The European Society of Hypertension position paper summarized current evidence, unmet needs, and practical recommendations on use of renal denervation to treat resistant hypertension in hypertension excellence centers . An international expert consensus statement recommended that renal denervation should be considered only in patients whose blood pressure cannot be controlled by lifestyle modification and pharmacologic therapy tailored to current guidelines .
Despite these recommendations, this author has stated at medical meetings that renal sympathetic denervation for resistant hypertension needed long-term cardiovascular outcome data not yet available and needed a large-scale prospective, long-term study of patients with resistant hypertension randomized to renal denervation therapy versus a sham procedure control arm.
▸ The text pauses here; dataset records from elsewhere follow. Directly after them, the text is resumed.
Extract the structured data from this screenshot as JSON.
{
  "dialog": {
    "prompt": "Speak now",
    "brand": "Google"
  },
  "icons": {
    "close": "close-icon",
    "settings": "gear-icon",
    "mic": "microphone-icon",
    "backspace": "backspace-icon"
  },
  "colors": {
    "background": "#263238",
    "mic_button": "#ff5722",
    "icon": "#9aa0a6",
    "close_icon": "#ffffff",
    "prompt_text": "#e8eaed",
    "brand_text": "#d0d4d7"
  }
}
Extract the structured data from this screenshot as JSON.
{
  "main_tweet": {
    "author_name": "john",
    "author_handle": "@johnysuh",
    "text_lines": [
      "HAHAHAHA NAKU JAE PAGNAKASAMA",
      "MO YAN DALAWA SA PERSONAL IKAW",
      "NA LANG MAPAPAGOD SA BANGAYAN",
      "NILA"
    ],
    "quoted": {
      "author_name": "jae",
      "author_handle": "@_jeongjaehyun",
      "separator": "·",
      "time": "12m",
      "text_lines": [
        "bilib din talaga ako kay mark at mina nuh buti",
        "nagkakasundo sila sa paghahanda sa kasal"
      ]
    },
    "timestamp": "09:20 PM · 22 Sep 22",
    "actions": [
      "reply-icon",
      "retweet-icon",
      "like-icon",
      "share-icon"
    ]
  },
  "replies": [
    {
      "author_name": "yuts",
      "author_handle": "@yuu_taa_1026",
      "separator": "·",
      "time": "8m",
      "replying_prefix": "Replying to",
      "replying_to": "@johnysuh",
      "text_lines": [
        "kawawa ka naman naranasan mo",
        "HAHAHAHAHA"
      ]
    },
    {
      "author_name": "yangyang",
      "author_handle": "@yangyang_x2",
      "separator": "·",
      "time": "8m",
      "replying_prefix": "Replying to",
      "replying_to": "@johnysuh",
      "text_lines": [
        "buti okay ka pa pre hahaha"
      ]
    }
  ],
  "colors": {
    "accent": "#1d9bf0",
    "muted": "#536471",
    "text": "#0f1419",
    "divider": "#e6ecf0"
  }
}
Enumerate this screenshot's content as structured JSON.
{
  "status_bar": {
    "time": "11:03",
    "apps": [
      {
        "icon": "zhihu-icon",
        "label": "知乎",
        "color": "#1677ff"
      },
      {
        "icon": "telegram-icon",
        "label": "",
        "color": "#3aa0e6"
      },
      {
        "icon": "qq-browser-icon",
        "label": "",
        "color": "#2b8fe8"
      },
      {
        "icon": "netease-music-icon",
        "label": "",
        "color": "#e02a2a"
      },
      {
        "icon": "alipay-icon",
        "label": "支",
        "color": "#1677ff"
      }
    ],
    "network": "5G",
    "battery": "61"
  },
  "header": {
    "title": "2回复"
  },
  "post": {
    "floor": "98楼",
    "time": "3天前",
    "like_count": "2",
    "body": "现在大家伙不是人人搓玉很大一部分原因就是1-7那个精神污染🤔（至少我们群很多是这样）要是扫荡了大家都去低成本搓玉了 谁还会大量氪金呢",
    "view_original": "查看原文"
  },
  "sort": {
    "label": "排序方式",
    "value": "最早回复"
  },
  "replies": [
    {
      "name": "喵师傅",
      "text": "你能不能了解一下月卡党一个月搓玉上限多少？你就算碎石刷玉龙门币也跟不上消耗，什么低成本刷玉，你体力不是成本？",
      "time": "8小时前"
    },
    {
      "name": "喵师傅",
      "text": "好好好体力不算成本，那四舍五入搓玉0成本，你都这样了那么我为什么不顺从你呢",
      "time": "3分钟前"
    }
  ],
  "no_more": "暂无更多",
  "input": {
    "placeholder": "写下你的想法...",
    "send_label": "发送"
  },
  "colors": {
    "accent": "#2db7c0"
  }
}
The recently published Symplicity HTN-3 study was a prospective, single-blind randomized, sham-controlled trial which randomized 535 patients with resistant hypertension in a 2:1 ratio to undergo renal denervation or a sham procedure . The primary efficacy endpoint of change in office SBP at 6 months was a reduction of 14.13 mm Hg for renal denervation versus 11.74 mm Hg for the sham procedure (p not significant) . The secondary efficacy endpoint of change in mean 24-hour ambulatory SBP at 6 months was a reduction of 6.75 mm Hg for renal denervation versus 4.79 mm Hg for the sham procedure (p not significant). There were no significant differences in safety between the 2 groups . Fortunately, renal denervation therapy had not been approved by the United States Food and Drug Administration for treatment of resistant hypertension. This study is another example demonstrating why appropriate controls are necessary in clinical studies to avoid a placebo effect.
There are some data which suggest that baroreflex activation therapy may be beneficial in patients with resistant hypertension [24-26]. However, an appropriate clinical trial using a randomized sham control arm and long-term cardiovascular outcome data are needed to assess the efficacy and safety of this procedure.